Meursault décide de sortir. Il laisse son appartement, sentant le besoin de bouger. Les rues sont déjà animées. Les voitures passent, les passants marchent rapidement. Il marche sans but précis, observant le monde autour de lui.
— Le monde continue, dit-il à voix basse.
Sur son chemin, il rencontre un voisin. C’est Céleste, le propriétaire du café où Meursault a l’habitude d’aller. Céleste le salue chaleureusement.
— Salut, Meursault ! Tu viens prendre un café ?
Meursault hésite, puis accepte. Ils s’assoient à une table à l’ombre. Céleste parle joyeusement de la vie, du café, des clients.
— La vie n’est pas facile, mais on continue, dit Céleste.
Meursault hoche la tête. Il écoute, mais ses pensées sont lointaines. Après un moment, Céleste doit retourner au travail et Meursault reste seul. Le café est animé, mais il se sent étrangement calme.
Un peu plus tard, Meursault continue sa promenade. Il passe devant la plage, un lieu qu’il aime bien. La mer est apaisante, le bruit des vagues le réconforte.
— Le son de la mer est agréable, pense-t-il.
Meursault s’assoit sur le sable chaud. Il regarde les familles jouer, les enfants rire. Tout semble loin, presque irréel.
Il reste là un moment, perdu dans ses pensées. Le soleil commence à descendre dans le ciel, créant des reflets dorés sur l’eau.
Finalement, Meursault se lève et retourne chez lui. En marchant, il se rend compte qu’il a faim. Il décide d’acheter quelque chose à manger.
En rentrant, il croise Salamano, un autre voisin. Salamano est un vieil homme avec un chien. Il semble toujours fâché, mais aujourd’hui il est silencieux.
— Bonsoir, Meursault, dit Salamano.
Meursault le salue. Salamano continue son chemin, tirant son chien derrière lui. Meursault pense à la routine de Salamano, toujours la même.
Dans son appartement, Meursault prépare un repas simple. Il la mange seul, en silence, repensant à la journée. Le temps semble s’écouler lentement, mais il ne ressent ni tristesse ni joie.

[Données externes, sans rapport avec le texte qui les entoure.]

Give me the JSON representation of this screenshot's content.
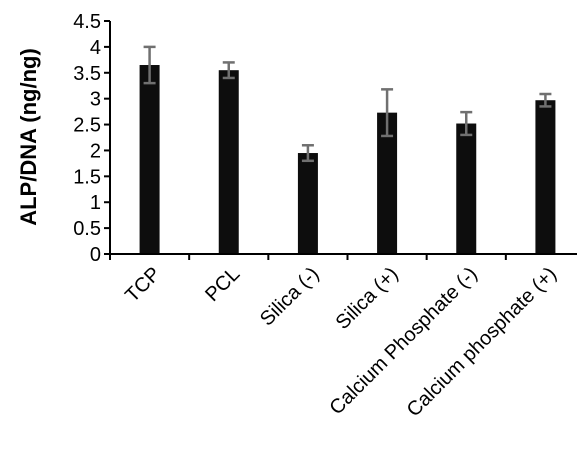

La soirée tombe. Meursault s’installe dans son fauteuil près de la fenêtre. Il regarde les étoiles apparaître une à une. La nuit est fraîche et calme. Meursault trouve un peu de répit dans cette tranquillité.
Avant de se coucher, il se rappelle son ancienne vie avec sa mère. Il se dit que beaucoup de choses ont changé, mais en même temps, pas grand-chose. Il se glisse dans son lit, prêt à affronter une nouvelle journée.